Decision Passport: An Audit Layer for AI Agent Execution Governance

What Decision Passport Addresses
The recent Claude Code source leak discussion on r/LocalLLaMA highlights a critical architectural gap in AI agent systems. As agents gain capabilities like tool access, browser access, memory handling, background execution, and multi-step workflows, the governance question shifts from "can the agent do useful work?" to accountability questions.
The Governance Gap
The source identifies key questions that current logging and observability tools don't fully address:
- Who authorized this action?
- Under what policy?
- What execution context existed at the time?
- What changed?
- What was blocked?
- Whether that record can still be trusted later outside the original runtime
The author notes: "Logs help you inspect. Proof helps you defend."
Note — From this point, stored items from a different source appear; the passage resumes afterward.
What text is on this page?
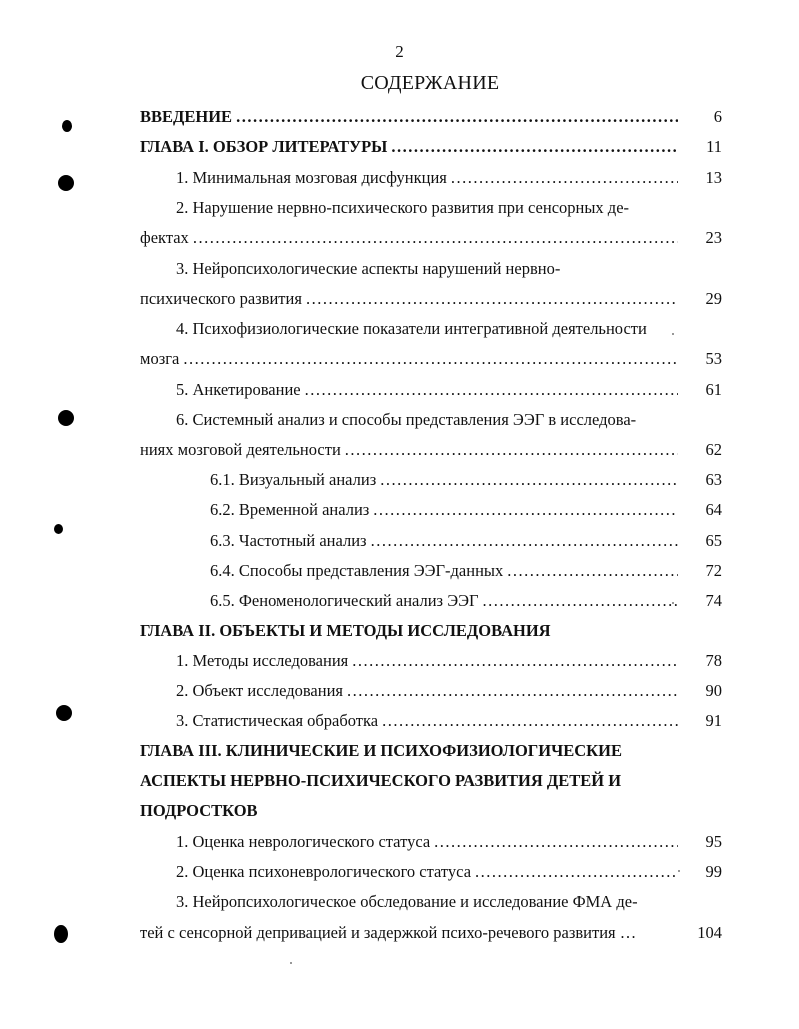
2
СОДЕРЖАНИЕ
ВВЕДЕНИЕ .....	6
ГЛАВА I. ОБЗОР ЛИТЕРАТУРЫ .....	11
1. Минимальная мозговая дисфункция .....	13
2. Нарушение нервно-психического развития при сенсорных де-
фектах .....	23
3. Нейропсихологические аспекты нарушений нервно-
психического развития .....	29
4. Психофизиологические показатели интегративной деятельности
мозга .....	53
5. Анкетирование .....	61
6. Системный анализ и способы представления ЭЭГ в исследова-
ниях мозговой деятельности .....	62
6.1. Визуальный анализ .....	63
6.2. Временной анализ .....	64
6.3. Частотный анализ .....	65
6.4. Способы представления ЭЭГ-данных .....	72
6.5. Феноменологический анализ ЭЭГ .....	74
ГЛАВА II. ОБЪЕКТЫ И МЕТОДЫ ИССЛЕДОВАНИЯ
1. Методы исследования .....	78
2. Объект исследования .....	90
3. Статистическая обработка .....	91
ГЛАВА III. КЛИНИЧЕСКИЕ И ПСИХОФИЗИОЛОГИЧЕСКИЕ
АСПЕКТЫ НЕРВНО-ПСИХИЧЕСКОГО РАЗВИТИЯ ДЕТЕЙ И
ПОДРОСТКОВ
1. Оценка неврологического статуса .....	95
2. Оценка психоневрологического статуса .....	99
3. Нейропсихологическое обследование и исследование ФМА де-
тей с сенсорной депривацией и задержкой психо-речевого развития …	104
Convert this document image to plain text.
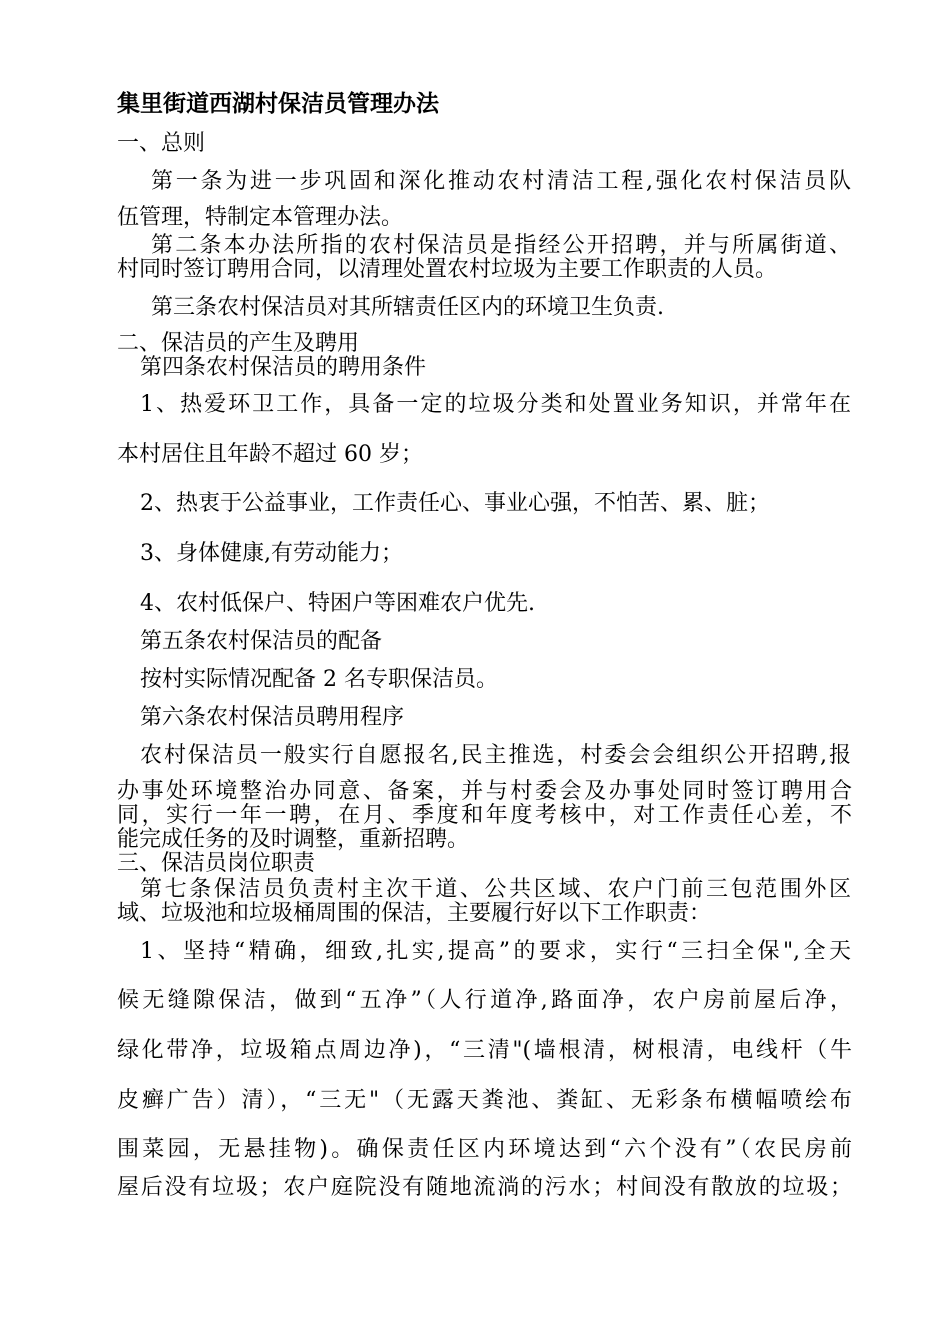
集里街道西湖村保洁员管理办法
一、总则
第一条为进一步巩固和深化推动农村清洁工程,强化农村保洁员队
伍管理，特制定本管理办法。
第二条本办法所指的农村保洁员是指经公开招聘，并与所属街道、
村同时签订聘用合同，以清理处置农村垃圾为主要工作职责的人员。
第三条农村保洁员对其所辖责任区内的环境卫生负责.
二、保洁员的产生及聘用
第四条农村保洁员的聘用条件
1、热爱环卫工作，具备一定的垃圾分类和处置业务知识，并常年在
本村居住且年龄不超过 60 岁；
2、热衷于公益事业，工作责任心、事业心强，不怕苦、累、脏；
3、身体健康,有劳动能力；
4、农村低保户、特困户等困难农户优先.
第五条农村保洁员的配备
按村实际情况配备 2 名专职保洁员。
第六条农村保洁员聘用程序
农村保洁员一般实行自愿报名,民主推选，村委会会组织公开招聘,报
办事处环境整治办同意、备案，并与村委会及办事处同时签订聘用合
同，实行一年一聘，在月、季度和年度考核中，对工作责任心差，不
能完成任务的及时调整，重新招聘。
三、保洁员岗位职责
第七条保洁员负责村主次干道、公共区域、农户门前三包范围外区
域、垃圾池和垃圾桶周围的保洁，主要履行好以下工作职责：
1、坚持“精确，细致,扎实,提高”的要求，实行“三扫全保",全天
候无缝隙保洁，做到“五净”（人行道净,路面净，农户房前屋后净，
绿化带净，垃圾箱点周边净)，“三清"(墙根清，树根清，电线杆（牛
皮癣广告）清），“三无"（无露天粪池、粪缸、无彩条布横幅喷绘布
围菜园，无悬挂物)。确保责任区内环境达到“六个没有”（农民房前
屋后没有垃圾；农户庭院没有随地流淌的污水；村间没有散放的垃圾；
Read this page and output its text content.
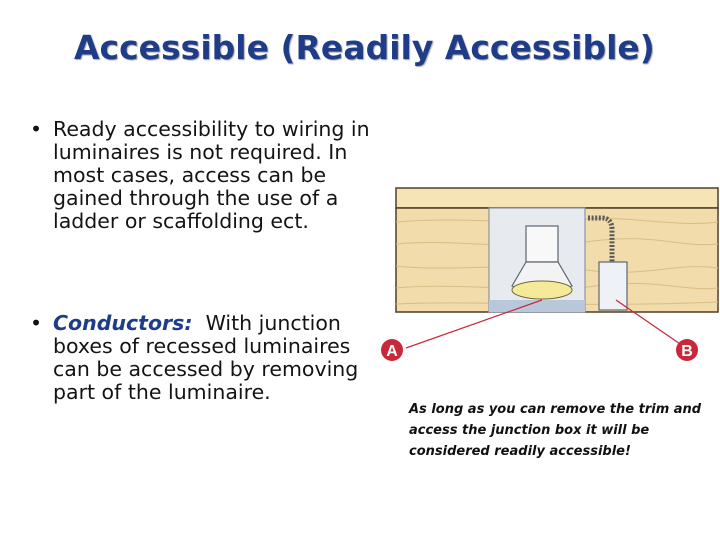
Accessible (Readily Accessible)
• Ready accessibility to wiring in luminaires is not required. In most cases, access can be gained through the use of a ladder or scaffolding ect.
• Conductors: With junction boxes of recessed luminaires can be accessed by removing part of the luminaire.
A	B

As long as you can remove the trim and access the junction box it will be considered readily accessible!
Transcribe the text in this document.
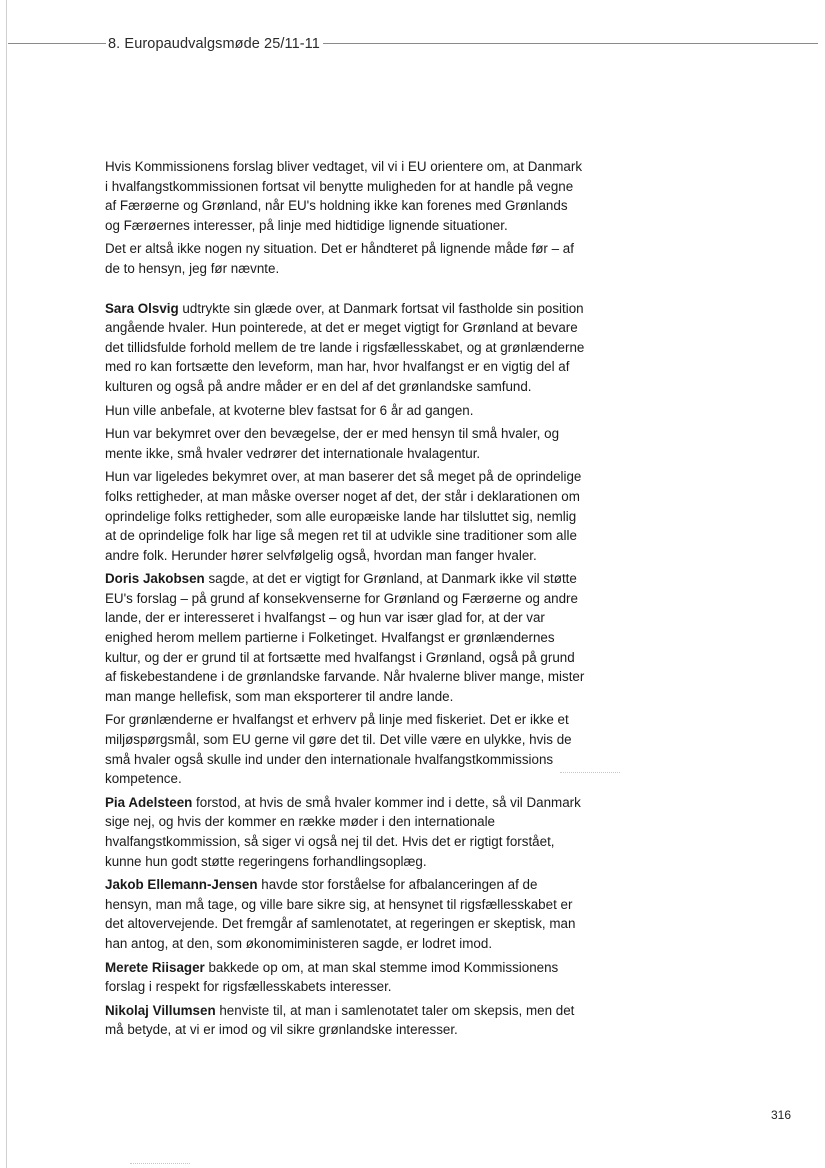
8. Europaudvalgsmøde 25/11-11

Hvis Kommissionens forslag bliver vedtaget, vil vi i EU orientere om, at Danmark i hvalfangstkommissionen fortsat vil benytte muligheden for at handle på vegne af Færøerne og Grønland, når EU's holdning ikke kan forenes med Grønlands og Færøernes interesser, på linje med hidtidige lignende situationer.

Det er altså ikke nogen ny situation. Det er håndteret på lignende måde før – af de to hensyn, jeg før nævnte.

Sara Olsvig udtrykte sin glæde over, at Danmark fortsat vil fastholde sin position angående hvaler. Hun pointerede, at det er meget vigtigt for Grønland at bevare det tillidsfulde forhold mellem de tre lande i rigsfællesskabet, og at grønlænderne med ro kan fortsætte den leveform, man har, hvor hvalfangst er en vigtig del af kulturen og også på andre måder er en del af det grønlandske samfund.

Hun ville anbefale, at kvoterne blev fastsat for 6 år ad gangen.

Hun var bekymret over den bevægelse, der er med hensyn til små hvaler, og mente ikke, små hvaler vedrører det internationale hvalagentur.

Hun var ligeledes bekymret over, at man baserer det så meget på de oprindelige folks rettigheder, at man måske overser noget af det, der står i deklarationen om oprindelige folks rettigheder, som alle europæiske lande har tilsluttet sig, nemlig at de oprindelige folk har lige så megen ret til at udvikle sine traditioner som alle andre folk. Herunder hører selvfølgelig også, hvordan man fanger hvaler.

Doris Jakobsen sagde, at det er vigtigt for Grønland, at Danmark ikke vil støtte EU's forslag – på grund af konsekvenserne for Grønland og Færøerne og andre lande, der er interesseret i hvalfangst – og hun var især glad for, at der var enighed herom mellem partierne i Folketinget. Hvalfangst er grønlændernes kultur, og der er grund til at fortsætte med hvalfangst i Grønland, også på grund af fiskebestandene i de grønlandske farvande. Når hvalerne bliver mange, mister man mange hellefisk, som man eksporterer til andre lande.

For grønlænderne er hvalfangst et erhverv på linje med fiskeriet. Det er ikke et miljøspørgsmål, som EU gerne vil gøre det til. Det ville være en ulykke, hvis de små hvaler også skulle ind under den internationale hvalfangstkommissions kompetence.

Pia Adelsteen forstod, at hvis de små hvaler kommer ind i dette, så vil Danmark sige nej, og hvis der kommer en række møder i den internationale hvalfangstkommission, så siger vi også nej til det. Hvis det er rigtigt forstået, kunne hun godt støtte regeringens forhandlingsoplæg.

Jakob Ellemann-Jensen havde stor forståelse for afbalanceringen af de hensyn, man må tage, og ville bare sikre sig, at hensynet til rigsfællesskabet er det altovervejende. Det fremgår af samlenotatet, at regeringen er skeptisk, man han antog, at den, som økonomiministeren sagde, er lodret imod.

Merete Riisager bakkede op om, at man skal stemme imod Kommissionens forslag i respekt for rigsfællesskabets interesser.

Nikolaj Villumsen henviste til, at man i samlenotatet taler om skepsis, men det må betyde, at vi er imod og vil sikre grønlandske interesser.

316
Decision Passport Features
The tool provides:
- Append-only execution records
- Portable proof bundles
- Offline verification
- Tamper-evident chains
- Verifier-first design
The author clarifies this doesn't "solve" sandbox escape or agent safety by itself, but makes the governance gap more visible and provides stronger answers to what happened, in what order, under what permission, with what evidence, and whether anyone can verify it later without trusting the original platform.
Available Repositories
The project is open source with two main components:
- Core:
https://github.com/brigalss-a/decision-passport-core - OpenClaw Lite:
https://github.com/brigalss-a/decision-passport-openclaw-lite
Discussion Points
The source raises questions for the community to consider:
- Is this just better observability?
- A missing audit/proof layer?
- Overengineering for most agent workflows?